Supreme Court Ruling, Division for Civil Affairs, Section 1, of June 10, 2014. Ruling 296/2014, Appeal for annulment 1846/2012
In March 2008, the appellant (URZANTE, S.L.) concluded the purchase of 300 MT of olive oil with the seller (JARAOLIVA, S.L.), providing a first demand guarantee as security for payment. JARAOLIVA, who some months later entered into insolvency proceedings without having delivered the olive oil to the buyer, assigned the credit claim represented by the sales price to BANESTO, together with the bank guarantee.
As a result, URZANTE filed an action for nullity of contract against the seller and the assignee with the Court of First Instance number 2 of Coria, seeking both the invalidation of the contract for the purchase of the oil due to fraud and, secondarily, the termination of the contract with award of damages, and the physical return of the bank guarantee provided or, where appropriate, the reimbursement of the amount plus the legal interest accrued since the date when payment was made.
The Court of First Instance upheld the claims of the claimant, which led BANESTO to appeal against that Ruling in the High Court of Cáceres. This second court upheld the appeal, partially overturning the Ruling in the first instance in respect of excluding the physical return of the bank guarantee from the judgment.
The buyer disagreed with the High Court ruling and lodged an appeal with the Supreme Court, which confirmed the decision of the High Court of Cáceres, as can be seen below.
After examining the various grounds of the appeal, the Supreme Court dismissed the appeal and highlighted the autonomy and independence of a first demand guarantee with regard to the primary obligation guaranteed. The Court said that a first demand bank guarantee is not secondary or accessory to the primary obligation to the effect that the fact of the assignee handing over the bank guarantee cannot be held to be a consequence arising from the invalidation of the contract.

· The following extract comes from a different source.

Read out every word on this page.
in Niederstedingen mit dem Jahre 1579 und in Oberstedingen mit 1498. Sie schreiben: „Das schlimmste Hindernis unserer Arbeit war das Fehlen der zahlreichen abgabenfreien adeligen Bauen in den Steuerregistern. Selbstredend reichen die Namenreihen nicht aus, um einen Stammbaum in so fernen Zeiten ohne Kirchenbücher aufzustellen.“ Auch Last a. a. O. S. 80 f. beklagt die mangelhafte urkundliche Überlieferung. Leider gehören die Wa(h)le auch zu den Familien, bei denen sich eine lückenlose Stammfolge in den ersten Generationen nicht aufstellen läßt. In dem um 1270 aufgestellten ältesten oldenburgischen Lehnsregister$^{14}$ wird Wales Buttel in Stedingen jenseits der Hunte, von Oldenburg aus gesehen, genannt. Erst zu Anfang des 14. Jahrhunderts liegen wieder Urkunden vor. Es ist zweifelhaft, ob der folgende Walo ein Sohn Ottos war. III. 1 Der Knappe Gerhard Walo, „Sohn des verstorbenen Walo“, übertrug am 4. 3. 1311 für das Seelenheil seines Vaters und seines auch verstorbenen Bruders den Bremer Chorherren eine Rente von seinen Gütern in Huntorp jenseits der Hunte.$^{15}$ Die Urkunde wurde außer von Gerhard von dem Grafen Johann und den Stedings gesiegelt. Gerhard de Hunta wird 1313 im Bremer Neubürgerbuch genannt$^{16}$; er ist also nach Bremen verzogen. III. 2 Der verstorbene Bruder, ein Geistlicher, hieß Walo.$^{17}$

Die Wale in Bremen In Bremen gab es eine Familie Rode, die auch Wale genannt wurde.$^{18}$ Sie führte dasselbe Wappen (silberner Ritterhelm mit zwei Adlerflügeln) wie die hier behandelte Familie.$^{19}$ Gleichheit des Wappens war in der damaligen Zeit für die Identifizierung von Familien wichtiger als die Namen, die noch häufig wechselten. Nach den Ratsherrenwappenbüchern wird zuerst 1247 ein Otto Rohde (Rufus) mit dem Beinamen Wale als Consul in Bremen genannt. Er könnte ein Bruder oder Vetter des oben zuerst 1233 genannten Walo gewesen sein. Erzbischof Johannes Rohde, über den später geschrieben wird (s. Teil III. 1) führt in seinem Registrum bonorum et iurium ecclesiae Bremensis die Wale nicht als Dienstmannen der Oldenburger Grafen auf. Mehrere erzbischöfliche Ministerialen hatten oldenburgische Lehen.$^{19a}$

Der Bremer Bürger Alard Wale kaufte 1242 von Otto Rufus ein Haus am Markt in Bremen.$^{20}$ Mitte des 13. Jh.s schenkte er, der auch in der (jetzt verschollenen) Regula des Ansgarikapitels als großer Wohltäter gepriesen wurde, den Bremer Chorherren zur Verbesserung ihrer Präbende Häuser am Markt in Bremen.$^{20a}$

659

It is a type of security other than ordinary which is characterized by being autonomous and independent from the underlying obligation, which links the beneficiary directly to the guarantor but does not entitle the guarantor to require the beneficiary to return the bank guarantee once the latter has it in his possession.
The Court continued, highlighting that a first demand guarantee is not a method of payment but rather a guarantee that the price will be received, and while autonomous and independent, does not place the guarantor in a situation of ignorance and powerlessness that obliges it to accept the beneficiary’s demand when it knows that the primary obligation has not been fulfilled.
Lastly, the Court established that, although the appellant has argued that the right to allege exceptio doli corresponds only to the bank issuing the guarantee, the demand for it to be physically returned is not appropriate because it is anticipating a possible claim for payment that the beneficiary of the guarantee may make to the guarantor. The issuing bank can only assert exceptio doli against the beneficiary when it is aware of the nullity of the underlying relationship due to fraud or if the case arises that, under the guarantee, payment is made to the beneficiary and a claim is filed against the principal. In such event, the appellant in the present case could oppose payment on the grounds that the issuing bank was not acting in good faith.
For all of the above, and by way of conclusion, it must be said that a first demand guarantee is, in short, a contract of personal guarantee but without the sense of being accessory that is inherent to a common guarantee, in such a way that the payment obligation assumed by the guarantor is created as a separate obligation that is autonomous and independent from the one arising from the contract for which fulfilment is being guaranteed; with the result that the guarantor cannot raise defences unrelated to the guarantee obligation, other than exceptio doli.